Giggs, Beckham dan Del Piero pun Punya KPI

Giggs, Beckham dan Del Piero pun Punya KPI

Sebagai pemerhati sepakbola dan konsultan manajemen, saya melihat liga sepakbola profesional papan atas seperti Premiership (Inggris), Serie A (Italia) dan Primera Liga (Spanyol) adalah suatu “lingkungan kerja” yang menerapkan konsep performance management (manajemen kinerja) secara ideal.

Saya sebut ideal di sini, karena sistem manajemen kinerja di sepakbola menerapkan tiga prinsip yang menjamin efektivitas pelaksanaan sistem tersebut: (1) transparan, (2) obyektif dan  berkriteria jelas, serta (3) konsisten dalam reward and punishment-nya.

Transparan.

Kenapa saya sebut transparan?

Bayangkan, dalam satu pertandingan sepakbola dalam liga-liga tersebut, siapa yang dapat melihat dan menilai performa dari seorang pemain bola?

Selain pelatih sebagai “atasan langsung” sang pesepakbola, rekan satu tim dan puluhan ribu penonton pun menjadi saksi performa seorang Zidane, Vieri ataupun Gerrard. Belum lagi wartawan peliput yang tanpa tedeng aling-aling akan memuja ataupun mengkritisi performa pemain pada koran keesokan harinya.

Ryan Giggs setiap minggu dimonitor pencapaian KPI nya

Tidak ada yang dapat menutupi kalau seorang pemain sedang bermain buruk. Kalaupun pelatih masih menaruh kepercayaan pada pemain andalannya, prinsip transparansi ini membuat para pemain harus “rela” untuk dinilai oleh siapa saja. 

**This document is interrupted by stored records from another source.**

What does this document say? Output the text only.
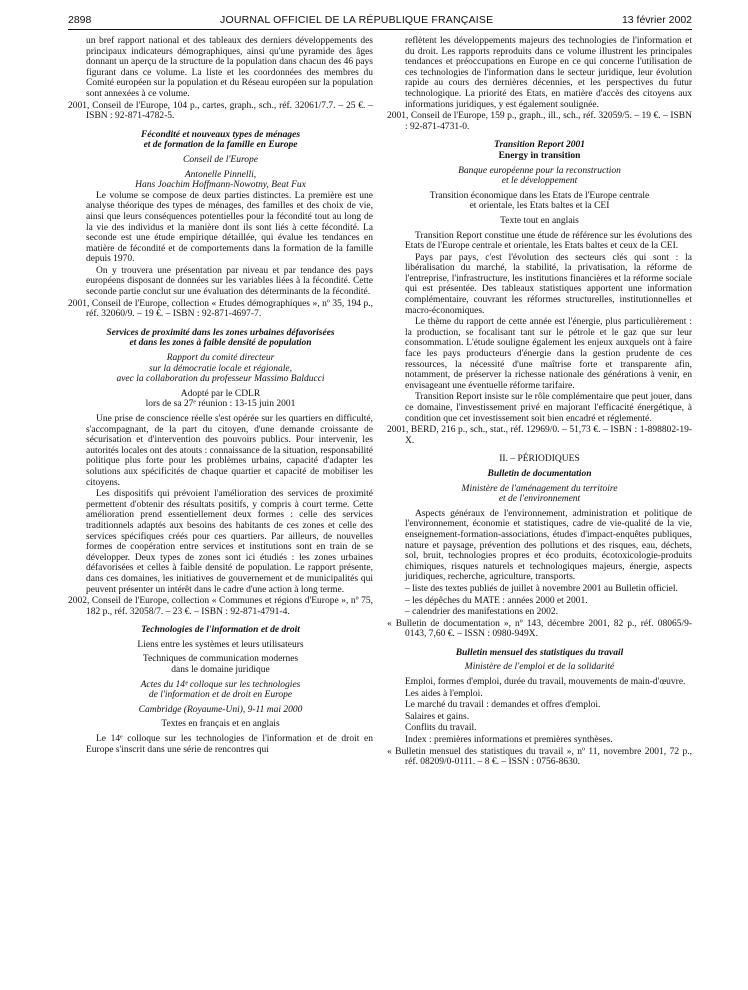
2898	JOURNAL OFFICIEL DE LA RÉPUBLIQUE FRANÇAISE	13 février 2002

un bref rapport national et des tableaux des derniers développements des principaux indicateurs démographiques, ainsi qu'une pyramide des âges donnant un aperçu de la structure de la population dans chacun des 46 pays figurant dans ce volume. La liste et les coordonnées des membres du Comité européen sur la population et du Réseau européen sur la population sont annexées à ce volume.

2001, Conseil de l'Europe, 104 p., cartes, graph., sch., réf. 32061/7.7. – 25 €. – ISBN : 92-871-4782-5.

Fécondité et nouveaux types de ménages

et de formation de la famille en Europe

Conseil de l'Europe

Antonelle Pinnelli,

Hans Joachim Hoffmann-Nowotny, Beat Fux

Le volume se compose de deux parties distinctes. La première est une analyse théorique des types de ménages, des familles et des choix de vie, ainsi que leurs conséquences potentielles pour la fécondité tout au long de la vie des individus et la manière dont ils sont liés à cette fécondité. La seconde est une étude empirique détaillée, qui évalue les tendances en matière de fécondité et de comportements dans la formation de la famille depuis 1970.

On y trouvera une présentation par niveau et par tendance des pays européens disposant de données sur les variables liées à la fécondité. Cette seconde partie conclut sur une évaluation des déterminants de la fécondité.

2001, Conseil de l'Europe, collection « Etudes démographiques », nº 35, 194 p., réf. 32060/9. – 19 €. – ISBN : 92-871-4697-7.

Services de proximité dans les zones urbaines défavorisées

et dans les zones à faible densité de population

Rapport du comité directeur

sur la démocratie locale et régionale,

avec la collaboration du professeur Massimo Balducci

Adopté par le CDLR

lors de sa 27ᵉ réunion : 13-15 juin 2001

Une prise de conscience réelle s'est opérée sur les quartiers en difficulté, s'accompagnant, de la part du citoyen, d'une demande croissante de sécurisation et d'intervention des pouvoirs publics. Pour intervenir, les autorités locales ont des atouts : connaissance de la situation, responsabilité politique plus forte pour les problèmes urbains, capacité d'adapter les solutions aux spécificités de chaque quartier et capacité de mobiliser les citoyens.

Les dispositifs qui prévoient l'amélioration des services de proximité permettent d'obtenir des résultats positifs, y compris à court terme. Cette amélioration prend essentiellement deux formes : celle des services traditionnels adaptés aux besoins des habitants de ces zones et celle des services spécifiques créés pour ces quartiers. Par ailleurs, de nouvelles formes de coopération entre services et institutions sont en train de se développer. Deux types de zones sont ici étudiés : les zones urbaines défavorisées et celles à faible densité de population. Le rapport présente, dans ces domaines, les initiatives de gouvernement et de municipalités qui peuvent présenter un intérêt dans le cadre d'une action à long terme.

2002, Conseil de l'Europe, collection « Communes et régions d'Europe », nº 75, 182 p., réf. 32058/7. – 23 €. – ISBN : 92-871-4791-4.

Technologies de l'information et de droit

Liens entre les systèmes et leurs utilisateurs

Techniques de communication modernes

dans le domaine juridique

Actes du 14ᵉ colloque sur les technologies

de l'information et de droit en Europe

Cambridge (Royaume-Uni), 9-11 mai 2000

Textes en français et en anglais

Le 14ᵉ colloque sur les technologies de l'information et de droit en Europe s'inscrit dans une série de rencontres qui

reflètent les développements majeurs des technologies de l'information et du droit. Les rapports reproduits dans ce volume illustrent les principales tendances et préoccupations en Europe en ce qui concerne l'utilisation de ces technologies de l'information dans le secteur juridique, leur évolution rapide au cours des dernières décennies, et les perspectives du futur technologique. La priorité des Etats, en matière d'accès des citoyens aux informations juridiques, y est également soulignée.

2001, Conseil de l'Europe, 159 p., graph., ill., sch., réf. 32059/5. – 19 €. – ISBN : 92-871-4731-0.

Transition Report 2001

Energy in transition

Banque européenne pour la reconstruction

et le développement

Transition économique dans les Etats de l'Europe centrale

et orientale, les Etats baltes et la CEI

Texte tout en anglais

Transition Report constitue une étude de référence sur les évolutions des Etats de l'Europe centrale et orientale, les Etats baltes et ceux de la CEI.

Pays par pays, c'est l'évolution des secteurs clés qui sont : la libéralisation du marché, la stabilité, la privatisation, la réforme de l'entreprise, l'infrastructure, les institutions financières et la réforme sociale qui est présentée. Des tableaux statistiques apportent une information complémentaire, couvrant les réformes structurelles, institutionnelles et macro-économiques.

Le thème du rapport de cette année est l'énergie, plus particulièrement : la production, se focalisant tant sur le pétrole et le gaz que sur leur consommation. L'étude souligne également les enjeux auxquels ont à faire face les pays producteurs d'énergie dans la gestion prudente de ces ressources, la nécessité d'une maîtrise forte et transparente afin, notamment, de préserver la richesse nationale des générations à venir, en envisageant une éventuelle réforme tarifaire.

Transition Report insiste sur le rôle complémentaire que peut jouer, dans ce domaine, l'investissement privé en majorant l'efficacité énergétique, à condition que cet investissement soit bien encadré et réglementé.

2001, BERD, 216 p., sch., stat., réf. 12969/0. – 51,73 €. – ISBN : 1-898802-19-X.

II. – PÉRIODIQUES

Bulletin de documentation

Ministère de l'aménagement du territoire

et de l'environnement

Aspects généraux de l'environnement, administration et politique de l'environnement, économie et statistiques, cadre de vie-qualité de la vie, enseignement-formation-associations, études d'impact-enquêtes publiques, nature et paysage, prévention des pollutions et des risques, eau, déchets, sol, bruit, technologies propres et éco produits, écotoxicologie-produits chimiques, risques naturels et technologiques majeurs, énergie, aspects juridiques, recherche, agriculture, transports.

– liste des textes publiés de juillet à novembre 2001 au Bulletin officiel.

– les dépêches du MATE : années 2000 et 2001.

– calendrier des manifestations en 2002.

« Bulletin de documentation », nº 143, décembre 2001, 82 p., réf. 08065/9-0143, 7,60 €. – ISSN : 0980-949X.

Bulletin mensuel des statistiques du travail

Ministère de l'emploi et de la solidarité

Emploi, formes d'emploi, durée du travail, mouvements de main-d'œuvre.

Les aides à l'emploi.

Le marché du travail : demandes et offres d'emploi.

Salaires et gains.

Conflits du travail.

Index : premières informations et premières synthèses.

« Bulletin mensuel des statistiques du travail », nº 11, novembre 2001, 72 p., réf. 08209/0-0111. – 8 €. – ISSN : 0756-8630.
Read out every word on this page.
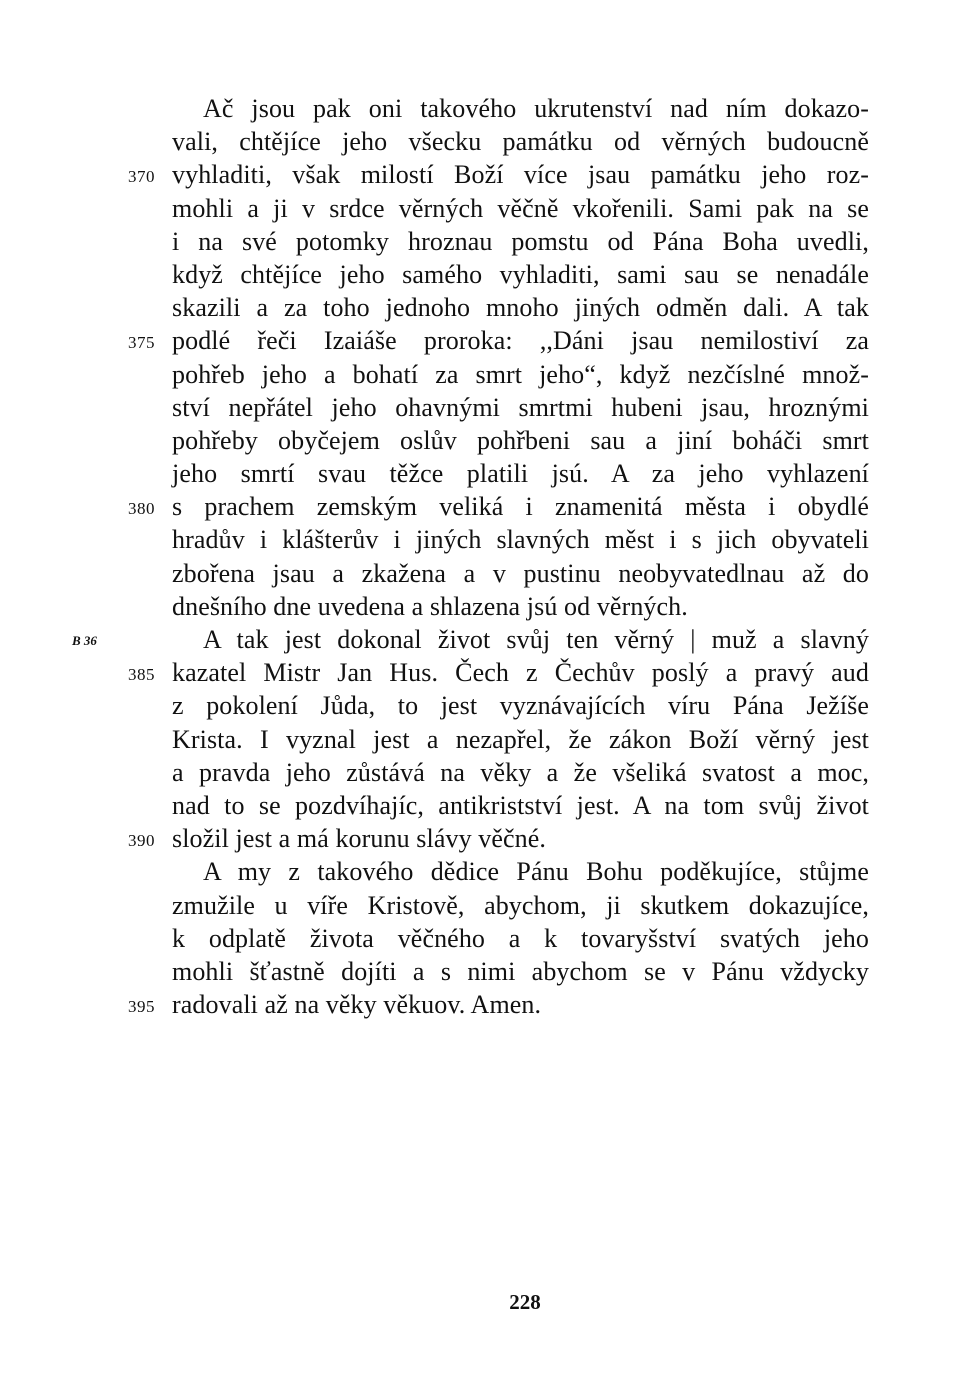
Ač jsou pak oni takového ukrutenství nad ním dokazo-
vali, chtějíce jeho všecku památku od věrných budoucně
370 vyhladiti, však milostí Boží více jsau památku jeho roz-
mohli a ji v srdce věrných věčně vkořenili. Sami pak na se
i na své potomky hroznau pomstu od Pána Boha uvedli,
když chtějíce jeho samého vyhladiti, sami sau se nenadále
skazili a za toho jednoho mnoho jiných odměn dali. A tak
375 podlé řeči Izaiáše proroka: ,,Dáni jsau nemilostiví za
pohřeb jeho a bohatí za smrt jeho“, když nezčíslné množ-
ství nepřátel jeho ohavnými smrtmi hubeni jsau, hroznými
pohřeby obyčejem oslův pohřbeni sau a jiní boháči smrt
jeho smrtí svau těžce platili jsú. A za jeho vyhlazení
380 s prachem zemským veliká i znamenitá města i obydlé
hradův i klášterův i jiných slavných měst i s jich obyvateli
zbořena jsau a zkažena a v pustinu neobyvatedlnau až do
dnešního dne uvedena a shlazena jsú od věrných.
B 36	A tak jest dokonal život svůj ten věrný | muž a slavný
385 kazatel Mistr Jan Hus. Čech z Čechův poslý a pravý aud
z pokolení Jůda, to jest vyznávajících víru Pána Ježíše
Krista. I vyznal jest a nezapřel, že zákon Boží věrný jest
a pravda jeho zůstává na věky a že všeliká svatost a moc,
nad to se pozdvíhajíc, antikristství jest. A na tom svůj život
390 složil jest a má korunu slávy věčné.
A my z takového dědice Pánu Bohu poděkujíce, stůjme
zmužile u víře Kristově, abychom, ji skutkem dokazujíce,
k odplatě života věčného a k tovaryšství svatých jeho
mohli šťastně dojíti a s nimi abychom se v Pánu vždycky
395 radovali až na věky věkuov. Amen.
228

Seorang Ronaldo (Real Madrid) pun kerap mendapatkan “siulan mengejek” dari pendukung Real Madrid karena permainannya dinilai tidak “berkomitmen”. Anda mungkin juga belum lupa penampilan Ryan Giggs yang dianggap “di bawah standar” selama musim 2002/2003, yang berbuah cemoohan pendukung Manchester United setiap ia berlaga di Old Trafford.

Obyektif.

Memang, pelatih dapat berkomentar dengan nada “membela” anak asuhnya, seperti halnya Sven Goran Eriksson yang senantiasa membela kapten tim Inggris, David Beckham, kendati si “Goldenball” kerap menunjukkan performa yang mengecewakan pendukung tim St. George Cross.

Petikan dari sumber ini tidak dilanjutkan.